Tuesday, November 02, 2010

A Malaysian Economist On the Invisible Hand

Hishamh, an applied and practicing economist in the Malaysian financial sector. writes on Economics Malaysia writes the Economics Malaysia Blog HERE:

I’m not a free market fundamentalist, nor do I believe in the doctrine of self-correcting markets. To me, market failure is as likely an outcome as well-functioning markets – we are after all dealing with human beings who are fallible. There is no “invisible hand” that infallibly guides markets to the first-best outcome that maximises social value and welfare. On the other hand, the market mechanism is infinitely superior to the alternatives – so in that sense, [Former prime minister Tun Dr Mahathir Mohamad ] has it right. Markets need regulation to ensure that they remain efficient and fair.”

Comment
Hishamh is right on his assessment of the so-called ‘invisible-hand’ myth that has entrapped its believers among modern economists. Incalculable harm has been created by this gross distortion of Adam Smith’s use of this particular metaphor.

Markets are very visible – they would not work if they were invisible!

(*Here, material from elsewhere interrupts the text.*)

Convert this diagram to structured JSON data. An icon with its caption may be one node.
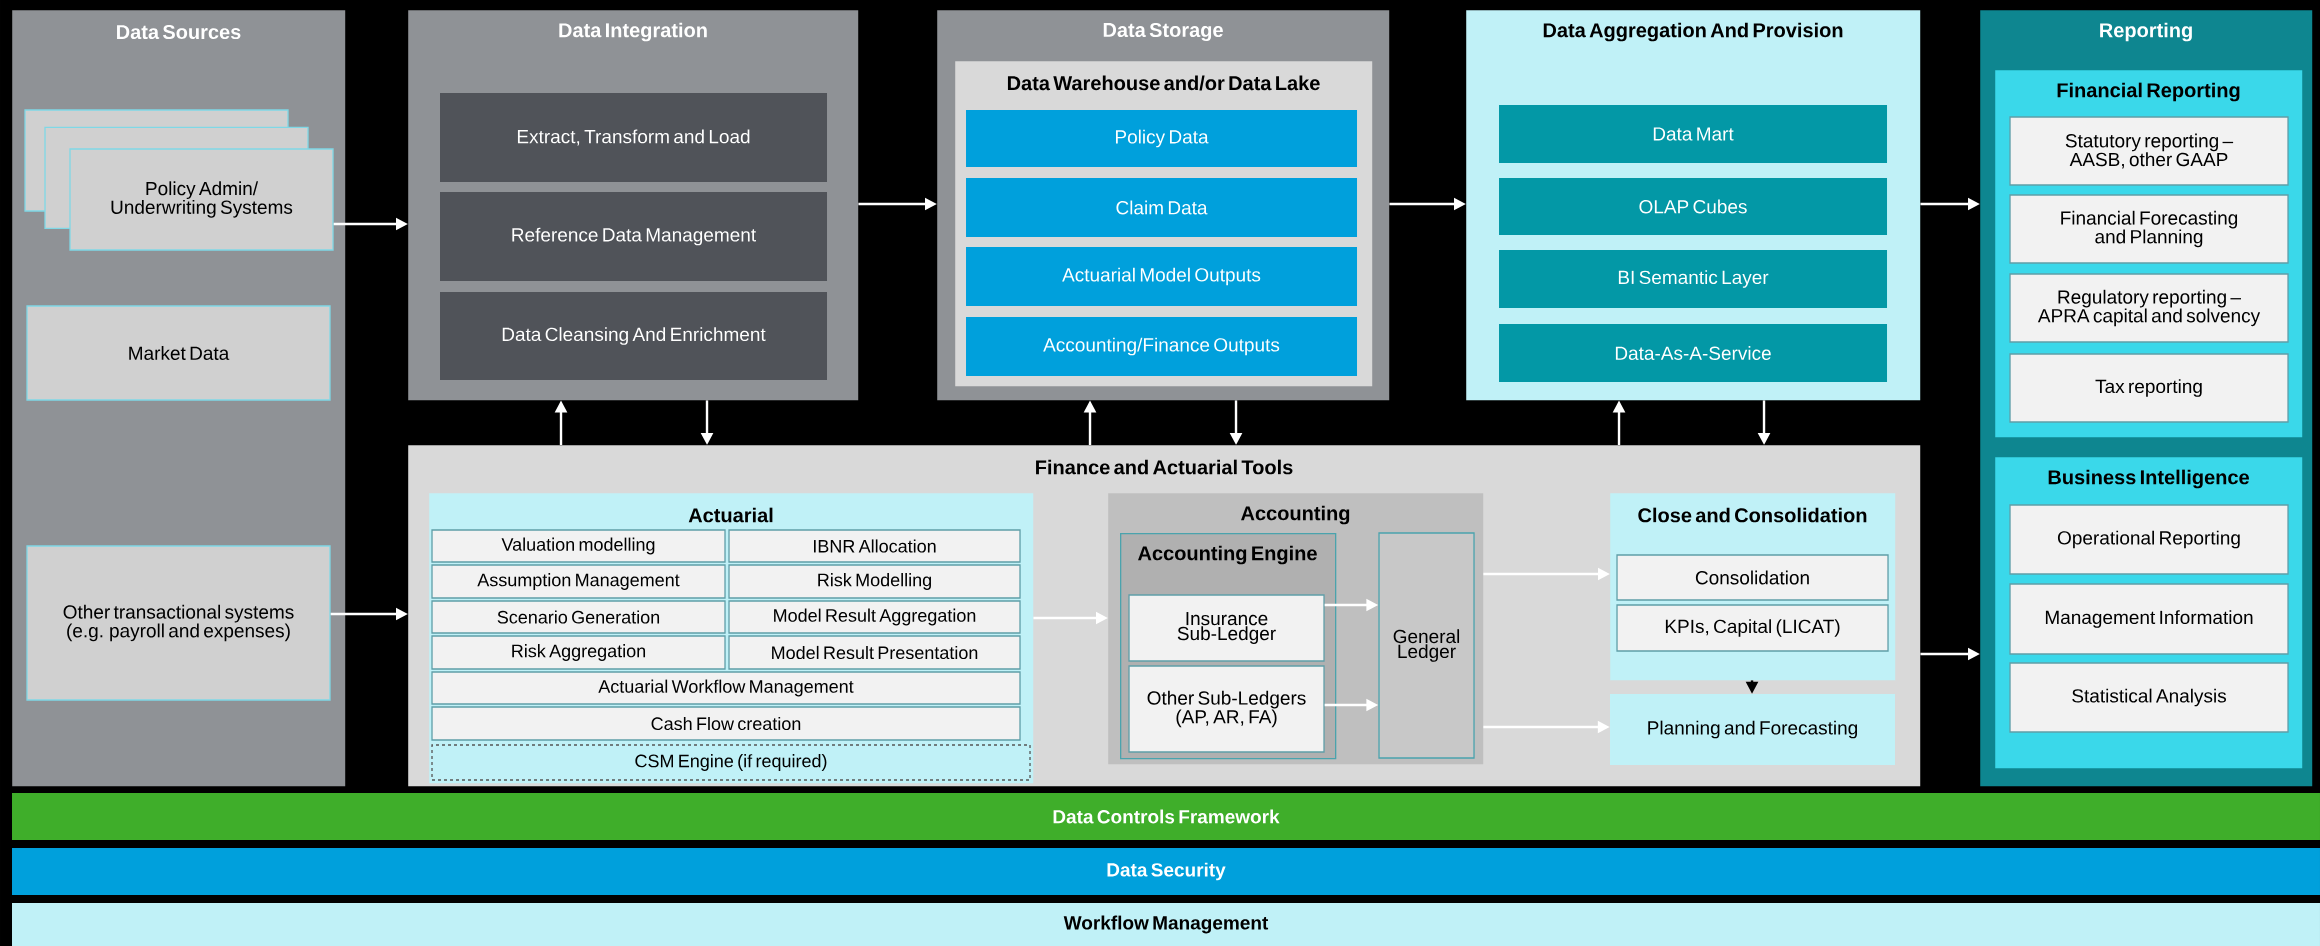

Whether markets would work without the rule of law, justice and competition is highly debateable. While libertarian in outlook, I am not an anarcho-libertarian. (Liberty is more important than democracy.)

I think we should be pragmatic in all things. ‘Men of System’, as Adam Smith called them, are dangerous meddlers, whether peddling so-called laissez-faire or statist-interventionist.

Much more sensible – and safer – to advocate and practice ‘markets where possible, state intervention where necessary’, which I believe is closer to Adam Smith’s legacy.